Pittsburgh Police reduce the number of active officers in the early morning

Among the new measures: robbery and harassment calls will be redirected to a new "telephone reporting unit." Also, only 25 to 63 officers will work the 3-to-7-a.m. shift.

The Pittsburgh Police Department is struggling with a major officer shortage, having only 740 active officers. The situation has worsened to the point where "in-progress emergency" calls have stopped being responded to and the presence of active officers on duty between the hours of 3 a.m. and 7 a.m. has been limited and even eliminated in some cases.

Pittsburgh Police Chief Larry Scirotto said he will reduce the number of officers working in some early morning hours to a range of 25 to 63 officers because the morning shift is when there are fewest emergency calls:

Data said that from 3 a.m. to 7 a.m. that we had 8% of our call volume, yet we had 33% of our personnel working during those periods of time.

On the other hand, emergency calls such as theft, harassment, criminal conduct and burglar alarms will be answered and handled by the "telephone reporting unit," a newly created group to handle these calls that will not require an in-person response:

When there is an event that is not in progress, we are going to take and reroute that call to our telephone reporting unit.

Pittsburgh Police Bureau has just 740 officers

Scirotto stated that in the case of emergency calls for an active burglar alarm, it will require a second confirmation before an officer responds.

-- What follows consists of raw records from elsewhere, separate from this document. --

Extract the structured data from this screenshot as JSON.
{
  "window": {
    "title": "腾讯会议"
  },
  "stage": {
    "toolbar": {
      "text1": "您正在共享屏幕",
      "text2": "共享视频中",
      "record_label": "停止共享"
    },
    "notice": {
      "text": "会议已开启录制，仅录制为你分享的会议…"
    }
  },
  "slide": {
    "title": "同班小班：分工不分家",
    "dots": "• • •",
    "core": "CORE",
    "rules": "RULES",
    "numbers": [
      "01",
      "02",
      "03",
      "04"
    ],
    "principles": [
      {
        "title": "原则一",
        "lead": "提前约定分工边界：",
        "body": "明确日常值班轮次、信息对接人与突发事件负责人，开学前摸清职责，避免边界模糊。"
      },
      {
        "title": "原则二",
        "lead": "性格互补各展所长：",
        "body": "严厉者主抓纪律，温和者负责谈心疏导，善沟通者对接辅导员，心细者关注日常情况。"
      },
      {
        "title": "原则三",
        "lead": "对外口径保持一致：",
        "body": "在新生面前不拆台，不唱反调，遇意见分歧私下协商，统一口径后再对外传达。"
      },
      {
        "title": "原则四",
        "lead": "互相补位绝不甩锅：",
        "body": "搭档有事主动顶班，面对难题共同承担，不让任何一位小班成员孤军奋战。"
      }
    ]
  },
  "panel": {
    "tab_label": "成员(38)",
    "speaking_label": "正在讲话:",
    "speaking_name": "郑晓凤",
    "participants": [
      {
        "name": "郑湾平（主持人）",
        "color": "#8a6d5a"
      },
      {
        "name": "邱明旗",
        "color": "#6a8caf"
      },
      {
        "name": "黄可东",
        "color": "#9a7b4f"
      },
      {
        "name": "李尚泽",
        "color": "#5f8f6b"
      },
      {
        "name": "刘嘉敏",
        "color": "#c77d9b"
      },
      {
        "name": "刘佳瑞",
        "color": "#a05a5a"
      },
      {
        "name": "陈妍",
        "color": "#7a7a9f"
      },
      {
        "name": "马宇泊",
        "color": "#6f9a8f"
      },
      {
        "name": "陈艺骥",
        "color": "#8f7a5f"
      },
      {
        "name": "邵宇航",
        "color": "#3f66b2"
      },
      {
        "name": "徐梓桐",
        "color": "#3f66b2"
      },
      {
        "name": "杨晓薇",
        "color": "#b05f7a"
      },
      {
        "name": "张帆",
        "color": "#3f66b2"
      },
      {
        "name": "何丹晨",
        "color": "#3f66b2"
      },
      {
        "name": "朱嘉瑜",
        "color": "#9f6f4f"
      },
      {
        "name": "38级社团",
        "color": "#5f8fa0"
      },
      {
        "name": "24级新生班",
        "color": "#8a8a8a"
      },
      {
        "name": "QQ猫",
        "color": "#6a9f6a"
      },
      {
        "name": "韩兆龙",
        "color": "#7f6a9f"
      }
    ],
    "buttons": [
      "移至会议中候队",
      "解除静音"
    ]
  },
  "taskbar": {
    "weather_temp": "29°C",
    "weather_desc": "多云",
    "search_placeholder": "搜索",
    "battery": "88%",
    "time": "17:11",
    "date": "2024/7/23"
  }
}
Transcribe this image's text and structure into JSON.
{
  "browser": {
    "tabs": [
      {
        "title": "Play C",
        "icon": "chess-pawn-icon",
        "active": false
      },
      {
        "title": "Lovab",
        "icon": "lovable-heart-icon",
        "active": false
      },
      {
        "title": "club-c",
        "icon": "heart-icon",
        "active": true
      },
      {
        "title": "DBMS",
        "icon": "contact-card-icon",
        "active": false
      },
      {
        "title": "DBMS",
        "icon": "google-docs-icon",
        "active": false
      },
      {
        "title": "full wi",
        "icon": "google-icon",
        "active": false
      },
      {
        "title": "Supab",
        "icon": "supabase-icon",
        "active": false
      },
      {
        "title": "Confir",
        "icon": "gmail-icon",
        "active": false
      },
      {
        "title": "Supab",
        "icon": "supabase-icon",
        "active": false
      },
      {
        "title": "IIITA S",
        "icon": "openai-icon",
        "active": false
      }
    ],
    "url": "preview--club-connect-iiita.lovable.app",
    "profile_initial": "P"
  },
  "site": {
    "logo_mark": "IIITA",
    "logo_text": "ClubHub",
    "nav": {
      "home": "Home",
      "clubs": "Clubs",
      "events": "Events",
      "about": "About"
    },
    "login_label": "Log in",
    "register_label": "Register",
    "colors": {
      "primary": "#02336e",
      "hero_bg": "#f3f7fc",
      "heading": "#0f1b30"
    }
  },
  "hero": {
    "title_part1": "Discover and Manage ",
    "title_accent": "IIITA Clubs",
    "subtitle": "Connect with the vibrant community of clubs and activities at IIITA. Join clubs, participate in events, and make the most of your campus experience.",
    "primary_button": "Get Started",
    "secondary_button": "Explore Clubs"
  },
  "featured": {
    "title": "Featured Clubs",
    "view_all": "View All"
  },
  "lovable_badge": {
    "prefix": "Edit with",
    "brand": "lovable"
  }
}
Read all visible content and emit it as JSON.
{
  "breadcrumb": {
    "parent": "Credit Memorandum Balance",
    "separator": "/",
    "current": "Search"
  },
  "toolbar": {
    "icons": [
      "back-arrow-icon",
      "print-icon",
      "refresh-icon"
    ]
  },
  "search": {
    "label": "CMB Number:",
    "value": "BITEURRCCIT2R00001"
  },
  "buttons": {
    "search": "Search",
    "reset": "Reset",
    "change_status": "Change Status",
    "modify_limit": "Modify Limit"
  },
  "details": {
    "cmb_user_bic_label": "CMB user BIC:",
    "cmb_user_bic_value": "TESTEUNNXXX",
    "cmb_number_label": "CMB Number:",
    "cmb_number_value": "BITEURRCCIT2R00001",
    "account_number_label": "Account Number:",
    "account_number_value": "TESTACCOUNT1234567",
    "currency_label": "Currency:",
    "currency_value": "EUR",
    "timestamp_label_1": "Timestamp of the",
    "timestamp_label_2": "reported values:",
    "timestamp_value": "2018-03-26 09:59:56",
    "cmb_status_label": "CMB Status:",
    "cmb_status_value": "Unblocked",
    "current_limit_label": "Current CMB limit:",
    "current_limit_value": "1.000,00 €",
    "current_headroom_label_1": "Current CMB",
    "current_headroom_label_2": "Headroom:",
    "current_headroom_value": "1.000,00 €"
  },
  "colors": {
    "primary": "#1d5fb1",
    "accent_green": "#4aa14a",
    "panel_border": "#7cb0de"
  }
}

According to their data, in one year of 9,500 theft calls, the majority of them were false alarms, costing the department 4,000 staff hours.

It's not that we won't respond to alarms. It's that we're going to require there to be a second verification, a second authentication factor, such as it's not just the front door, if there's interior motion, there's video, there's audio, there's glass break.

On the other hand, officers will shift to 10-hour work shifts four days a week, with three consecutive days off, and will be given one-hour daily breaks to focus on their mental health.